Dave Marash (born c. 1942) is an American television journalist known for his work at ABC News and Al Jazeera English.

==Life and career==
Marash was born to a Jewish family, his father having been a director of a Jewish Community Center in Richmond, Virginia. A graduate of Williams College , Marash worked at New Brunswick, New Jersey, station WCTC-AM (1450), where he hosted a nightly talk show, Dave Marash On Call. He had also been a reporter at WPIX. He did both news and sports reporting for WCBS Newsradio 88 and WNEW-FM in New York City. He subsequently worked at WCBS-TV in New York.

Marash was host of ESPN's Baseball Tonight and NBC's GrandStand, which alternated as a National Football League pregame show or a sports anthology series, depending on the season. In the early years of the Fox television network, Marash hosted a magazine-style show of science and technology entitled Beyond Tomorrow.

He then worked at ABC News. His last appearance prior to joining Al Jazeera English was on Nightline. He had anchored newscasts at WNBC in New York and WRC-TV in Washington, D.C., during the mid-1980s. He received Emmy Awards for his Nightline coverage of the Oklahoma City bombing and for his coverage of the explosion of TWA Flight 800. His May 2001 Nightline documentary about singer Eva Cassidy was one of the highlights of his years with the program.

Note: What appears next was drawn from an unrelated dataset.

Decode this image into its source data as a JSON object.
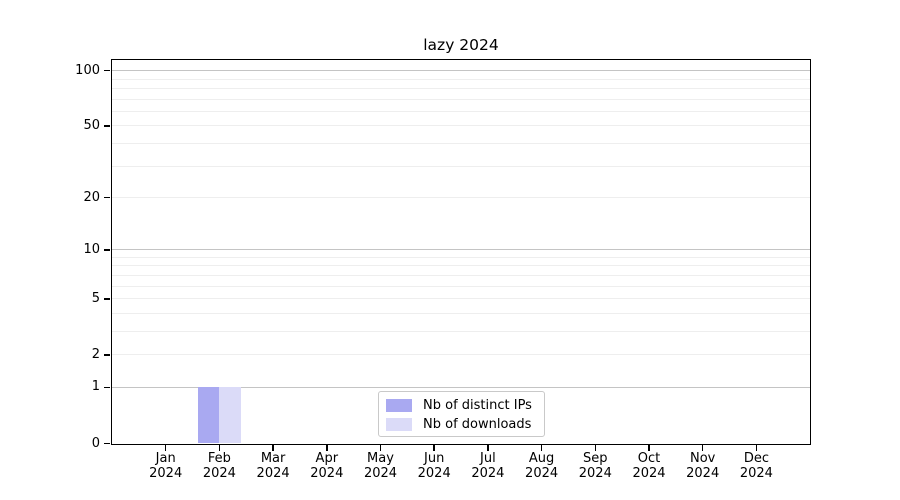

Marash garnered considerable attention when he joined Al Jazeera English in January 2006 as the network's Washington, D.C., anchor, thus becoming the de facto American face of the new English-language station. Two years later, in March 2008, he stepped down from his position. Marash explained, "To put it bluntly, the channel that's on now—while excellent, and I plan to be a lifetime viewer—is not the channel that I signed up to do." Specifically, he cited the loss of editorial control and his inability to vouch for content that the network was broadcasting, as reasons for his departure.

On February 14, 2011, Marash defended Al Jazeera English on the O'Reilly Factor on Fox News against claims by Bill O'Reilly that Al Jazeera was anti-American. He joined Santa Fe, New Mexico, public radio station KSFR-FM 101.1 in March 2014 as co–news director.

Since September 2014, he has hosted the radio show and podcast Here & There: a four-times-weekly series of 50-minute news interviews.